Circles

Circles are a shape that is of particular interest to nursery school children, recurring in many discussions. The roundness of circles makes them ideal for use in toys and can lead to a lot of mathematical exploration. Below, we discuss some of the main features of circles and some practical activities children could try.

Centre

One key feature of a circle is its centre. Lying at the middle of the circle, all points of the circle are always the same distance from the centre. We can use this fact to help us draw circles, either by using a compass or by using a pin and string.

Children can experiment with drawing circles by fixing one end of a piece of string to a point. At a small scale, this could be done with a pin. On a larger scale, one child could stand holding one end of some string and another child could hold the other end of the string and walk around them, making a mark of where they walked with paint or some other medium. In both methods, by keeping an equal distance from the centre, the children can create a circle.

In the image below, we have drawn the centre of the circle in red. If we have a circle but have not been told where the centre is, we can find the centre in many ways; a couple of these are discussed later in this article.

Radius

The radius of a circle is a straight line that goes from the centre of the circle to the outer edge of the circle. As the edge of the circle is always the same distance from the centre, this line will always be the same length no matter which direction we draw it in.

In the image below, we have drawn a radius of the circle in red.

Diameter

The diameter of a circle is a straight line that passes through the centre of the circle and touches the edge of the circle on both sides. The diameter will be twice as long as the radius, as it is the same as two radii with the same gradient being joined together at the centre.

In the image below, we have drawn the diameter of the circle in red.

Circumference

The circumference of a circle is the name for the outer edge of the circle. The length of the circumference is determined by the length of the radius and the number \(\pi\) (pi). The length of the circumference is given by the equation: \begin{equation} \text{circumference} = 2 \times \pi \times \text{radius}. \end{equation}

If we double the length of the radius of the circle, the length of the circumference is doubled too. Children could experiment with this, using a measuring tape or a length of string to measure the circumference of the circle.

In the image below, we have drawn the circumference of the circle in red.

Tangent

We call a line tangent to a circle if it only touches the circle at exactly one point.

In the image below, we have drawn a tangent to the circle in red.

Chord

A chord is a straight line that is inside the circle with both of its endpoints touching the edges of the circle. The diameter is a special chord that passes through the centre.

In the image below, we have drawn a chord inside the circle in red.

Finding the Centre

If we have a circle drawn on a piece of paper and want to find the centre, we could use parallel lines. First, we draw one tangent to the circle, then we draw another tangent parallel to this. We repeat this drawing another two parallel tangents, so that we have four lines in total. We then draw lines connecting the intersection points of the two sets of tangents.

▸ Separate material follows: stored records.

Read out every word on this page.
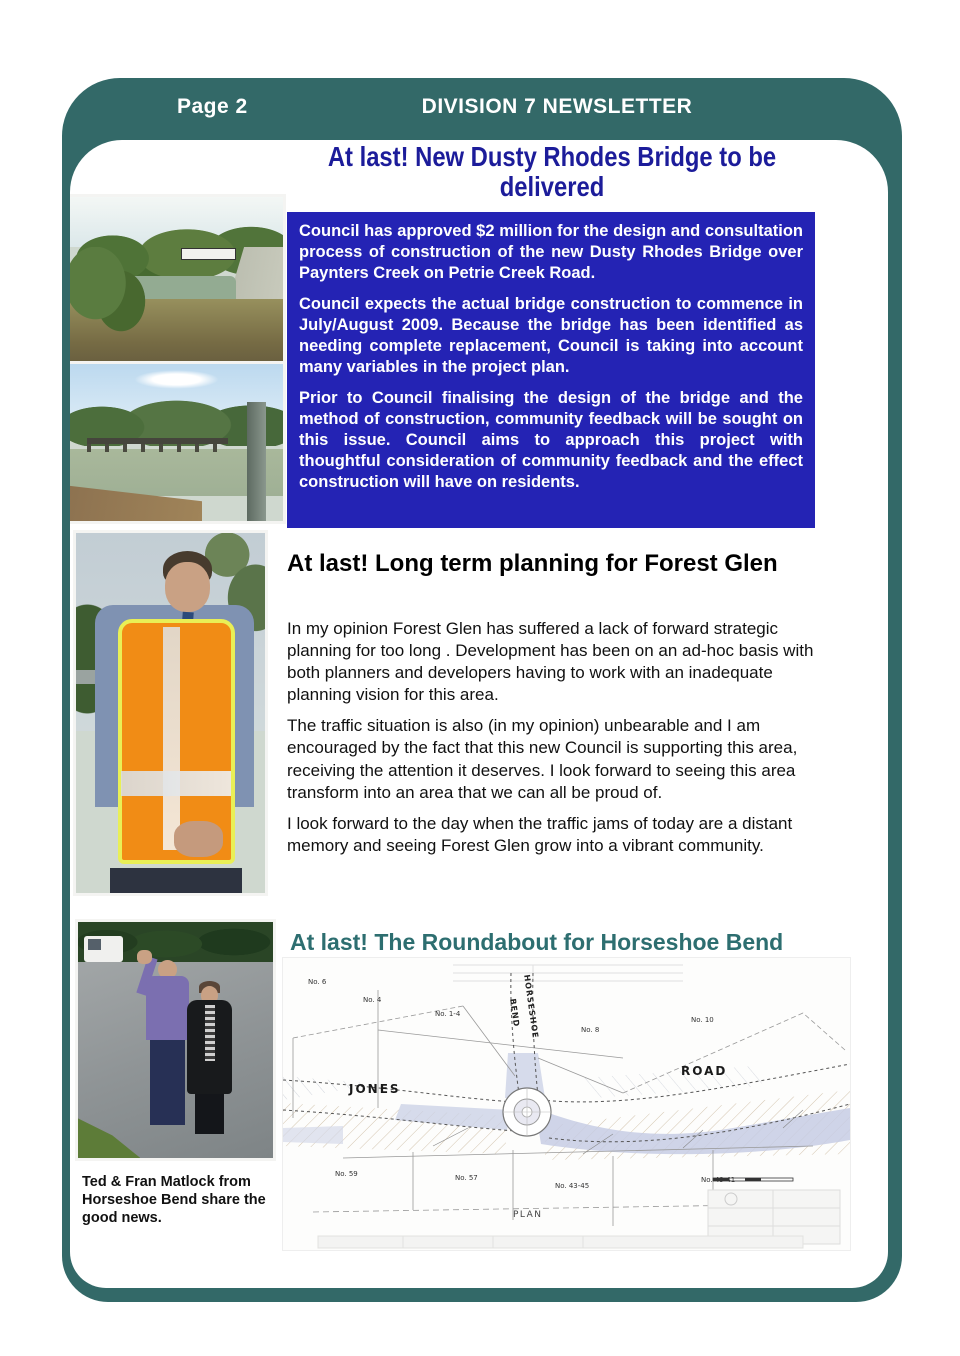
Page 2	DIVISION 7 NEWSLETTER
At last! New Dusty Rhodes Bridge to be delivered

Council has approved $2 million for the design and consultation process of construction of the new Dusty Rhodes Bridge over Paynters Creek on Petrie Creek Road.

Council expects the actual bridge construction to commence in July/August 2009. Because the bridge has been identified as needing complete replacement, Council is taking into account many variables in the project plan.

Prior to Council finalising the design of the bridge and the method of construction, community feedback will be sought on this issue. Council aims to approach this project with thoughtful consideration of community feedback and the effect construction will have on residents.

At last! Long term planning for Forest Glen

In my opinion Forest Glen has suffered a lack of forward strategic planning for too long . Development has been on an ad-hoc basis with both planners and developers having to work with an inadequate planning vision for this area.

The traffic situation is also (in my opinion) unbearable and I am encouraged by the fact that this new Council is supporting this area, receiving the attention it deserves. I look forward to seeing this area transform into an area that we can all be proud of.

I look forward to the day when the traffic jams of today are a distant memory and seeing Forest Glen grow into a vibrant community.

At last! The Roundabout for Horseshoe Bend
Ted & Fran Matlock from Horseshoe Bend share the good news.
No. 6
No. 4
No. 1-4
No. 8
No. 10
HORSESHOE
BEND
ROAD
JONES
No. 59	No. 57
No. 43-45
No. 49-41
PLAN
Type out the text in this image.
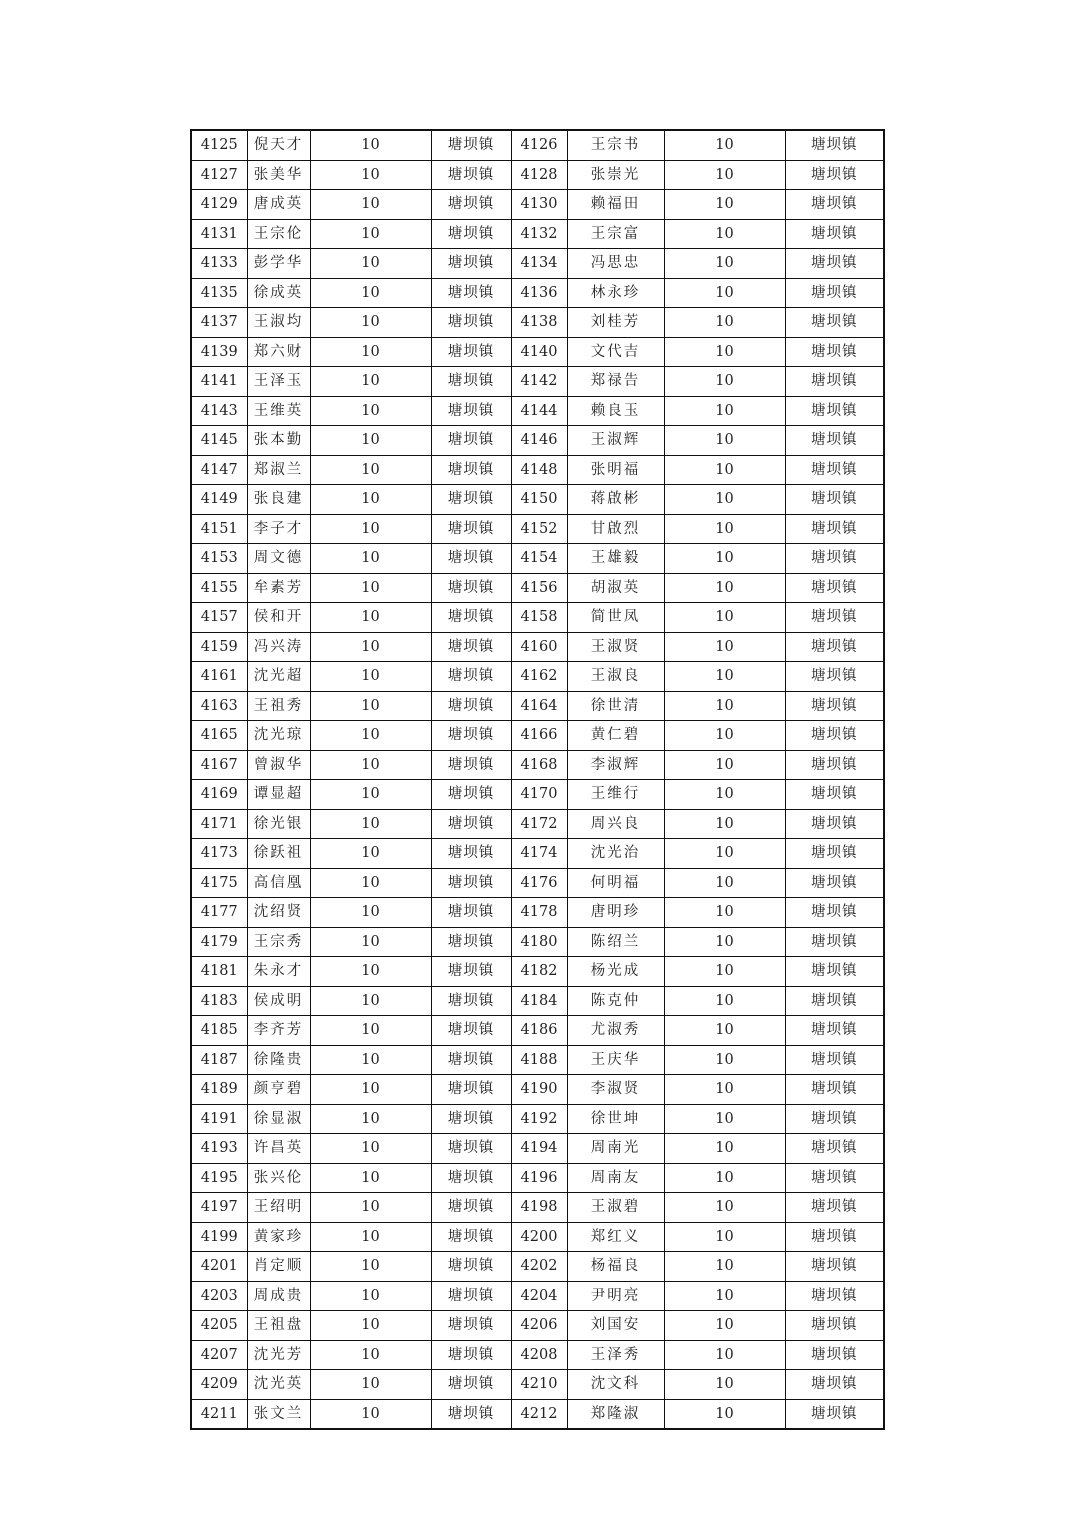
4125	倪天才	10	塘坝镇	4126	王宗书	10	塘坝镇
4127	张美华	10	塘坝镇	4128	张崇光	10	塘坝镇
4129	唐成英	10	塘坝镇	4130	赖福田	10	塘坝镇
4131	王宗伦	10	塘坝镇	4132	王宗富	10	塘坝镇
4133	彭学华	10	塘坝镇	4134	冯思忠	10	塘坝镇
4135	徐成英	10	塘坝镇	4136	林永珍	10	塘坝镇
4137	王淑均	10	塘坝镇	4138	刘桂芳	10	塘坝镇
4139	郑六财	10	塘坝镇	4140	文代吉	10	塘坝镇
4141	王泽玉	10	塘坝镇	4142	郑禄告	10	塘坝镇
4143	王维英	10	塘坝镇	4144	赖良玉	10	塘坝镇
4145	张本勤	10	塘坝镇	4146	王淑辉	10	塘坝镇
4147	郑淑兰	10	塘坝镇	4148	张明福	10	塘坝镇
4149	张良建	10	塘坝镇	4150	蒋啟彬	10	塘坝镇
4151	李子才	10	塘坝镇	4152	甘啟烈	10	塘坝镇
4153	周文德	10	塘坝镇	4154	王雄毅	10	塘坝镇
4155	牟素芳	10	塘坝镇	4156	胡淑英	10	塘坝镇
4157	侯和开	10	塘坝镇	4158	简世凤	10	塘坝镇
4159	冯兴涛	10	塘坝镇	4160	王淑贤	10	塘坝镇
4161	沈光超	10	塘坝镇	4162	王淑良	10	塘坝镇
4163	王祖秀	10	塘坝镇	4164	徐世清	10	塘坝镇
4165	沈光琼	10	塘坝镇	4166	黄仁碧	10	塘坝镇
4167	曾淑华	10	塘坝镇	4168	李淑辉	10	塘坝镇
4169	谭显超	10	塘坝镇	4170	王维行	10	塘坝镇
4171	徐光银	10	塘坝镇	4172	周兴良	10	塘坝镇
4173	徐跃祖	10	塘坝镇	4174	沈光治	10	塘坝镇
4175	高信凰	10	塘坝镇	4176	何明福	10	塘坝镇
4177	沈绍贤	10	塘坝镇	4178	唐明珍	10	塘坝镇
4179	王宗秀	10	塘坝镇	4180	陈绍兰	10	塘坝镇
4181	朱永才	10	塘坝镇	4182	杨光成	10	塘坝镇
4183	侯成明	10	塘坝镇	4184	陈克仲	10	塘坝镇
4185	李齐芳	10	塘坝镇	4186	尤淑秀	10	塘坝镇
4187	徐隆贵	10	塘坝镇	4188	王庆华	10	塘坝镇
4189	颜亨碧	10	塘坝镇	4190	李淑贤	10	塘坝镇
4191	徐显淑	10	塘坝镇	4192	徐世坤	10	塘坝镇
4193	许昌英	10	塘坝镇	4194	周南光	10	塘坝镇
4195	张兴伦	10	塘坝镇	4196	周南友	10	塘坝镇
4197	王绍明	10	塘坝镇	4198	王淑碧	10	塘坝镇
4199	黄家珍	10	塘坝镇	4200	郑红义	10	塘坝镇
4201	肖定顺	10	塘坝镇	4202	杨福良	10	塘坝镇
4203	周成贵	10	塘坝镇	4204	尹明亮	10	塘坝镇
4205	王祖盘	10	塘坝镇	4206	刘国安	10	塘坝镇
4207	沈光芳	10	塘坝镇	4208	王泽秀	10	塘坝镇
4209	沈光英	10	塘坝镇	4210	沈文科	10	塘坝镇
4211	张文兰	10	塘坝镇	4212	郑隆淑	10	塘坝镇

Where these two lines cross is the centre of the circle.

In the image below, this method has been used to find the centre of the circle.

In the image below, a child has used a string and this method to find the centre of a circle.

Another way to roughly find the centre of a paper circle could be to cut it out and use the centre of mass method to find the centre.

Area

The area of a circle is dependent on how large the radius is and the mathematical constant \(\pi\) (pi). We can calculate the area using the equation: \begin{equation} \text{area} = \pi \times \text{radius}^2. \end{equation}

Above, we saw that if we doubled the length of the radius, the circumference would also double in length. This is not the same case for the area in the equation above the length of the radius is squared. This means that the area of the circle will grow more quickly than the circumference as the length of the radius is increased. If the radius is doubled, the length of the circumference will double and the area of the circle will become \(4\) times bigger.

In the image below, we can see how the area of a circle increases as we double the length of the radius.

Equation

In a similar way to lines, circles can be mathematically described in a few ways, one is with a mathematical equation. Another way that is more accessible to young children is by giving three points that the circle passes through.

If we draw three points (that cannot be joined on one straight line), then there is a unique circle that connects these points. It can be a fun game for children to try and find the circle that connects all the points.

Stories About Circles

One famous mathematical story about circles is the story of the Queen of Dido. Dido was, according to old Greek accounts, the first queen of Carthage. She fled her home and asked for refuge in Northwest Africa. She asked for a bit of land that could be hers, and was allowed as much land as she could fit within an oxhide. She cleverly decided to cut the hide into thin strips and tie them together to make a large rope. With this done, she needed to determine the largest amount of land that could fit within the rope.

Trying to fit the largest amount of area inside a set amount of rope could be a fun activity that children could try in the classroom. They could use sand or different objects to fill the inside of the rope to compare the sizes of the area. They might be able to work out that the shape which contains the most area using the string is a circle. This is what Dido worked out.